EDIRNE

Edirne, in Bulgarian also referred to as Odrin, is a city in Western Turkey. It's essentially on the border with both Bulgaria and Greece. While also close to Istanbul, it will still take several hours to get there. From Sofia, where I lived at the time, it was about five hours by bus including the border crossing. I traveled with Metro Bus, which is one of Turkey's well-known bus companies, with destinations throughout the country and beyond. And so, there's also connections between Sofia and Istanbul. Some of these stop at Edirne as well. It's relatively easy to get a ticket from the bus station or through the Metro Bus website.

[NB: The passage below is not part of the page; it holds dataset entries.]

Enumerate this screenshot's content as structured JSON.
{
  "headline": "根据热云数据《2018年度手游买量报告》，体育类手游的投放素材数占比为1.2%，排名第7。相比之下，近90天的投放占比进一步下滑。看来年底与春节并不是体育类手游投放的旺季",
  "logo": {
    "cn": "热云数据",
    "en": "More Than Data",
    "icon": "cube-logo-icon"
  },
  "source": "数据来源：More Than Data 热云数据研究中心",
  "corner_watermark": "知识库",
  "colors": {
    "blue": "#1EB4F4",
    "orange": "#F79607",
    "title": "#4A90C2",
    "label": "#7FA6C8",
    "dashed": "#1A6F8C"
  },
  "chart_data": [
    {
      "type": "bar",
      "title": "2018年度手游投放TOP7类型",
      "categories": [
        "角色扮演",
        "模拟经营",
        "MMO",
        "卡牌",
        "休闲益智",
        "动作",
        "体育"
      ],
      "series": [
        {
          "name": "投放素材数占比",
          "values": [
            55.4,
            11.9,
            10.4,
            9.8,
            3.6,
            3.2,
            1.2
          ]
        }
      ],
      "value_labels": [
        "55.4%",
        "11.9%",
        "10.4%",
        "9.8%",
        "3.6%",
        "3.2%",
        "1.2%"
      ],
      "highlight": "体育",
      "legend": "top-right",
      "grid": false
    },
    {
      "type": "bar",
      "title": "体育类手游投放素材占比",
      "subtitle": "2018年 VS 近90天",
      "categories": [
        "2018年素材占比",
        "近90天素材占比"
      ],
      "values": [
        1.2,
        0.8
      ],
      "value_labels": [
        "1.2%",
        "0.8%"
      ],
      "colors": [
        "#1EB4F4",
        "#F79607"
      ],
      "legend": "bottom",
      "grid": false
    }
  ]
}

The city is quite large and has one of Turkey's biggest bazars. This means that it attracts many shoppers, of which plenty come from Bulgaria and even farther countries. Prices are a bit lower in Turkey and that especially goes through staple items such as washing detergent, which is bought en masse and taken back across the border. The bazar itself is also a journey in and of itself, as you do really pick the vibes of Turkey. Getting some nice clothes and a fresh haircut, with some tea as well and a good lunch, make for a nice day in Turkey. The city has a large historical significance, although it is not on the international radar at all. As it is in the complete west of the country, there's few other travelers who have it on their itinerary. Most people visit for a day or are just passing through. With Istanbul being relatively close, that city picks up the majority of travelers into Turkey, and few venture beyond.

I found the hotels to be plentiful, there's old mansions as well as more modern city hotels. And if you're for some reason not into the bazar or find it too crowded, there's modern shopping malls to cater your needs as well. As the whole of Turkey, Edirne has wonderful food and hospitality as well. Very specific for Edirne is the Ciğer kebabı. This is liver kebab, a common type of skewered meat. Try the ciğer tava for the local variety, which comes with red onion salad. For breakfast next morning, find a little spot to enjoy some menemen. It's served in cute breakfast cafes and is basically a little pan with for example sausage, eggs and tomatoes in it, with a nice blend of herbs to spice it up. The local people will guide you, even if their English is unlikely to reach beyond a 'hello', they'll be very welcoming.

All in all, do venture into the province, there's plenty to discover. And perhaps, exactly because it's not on anybody's radar, that alone makes it worth exploring. Perhaps you'll find some spots or unique sights in this part of Turkey few other people know exist!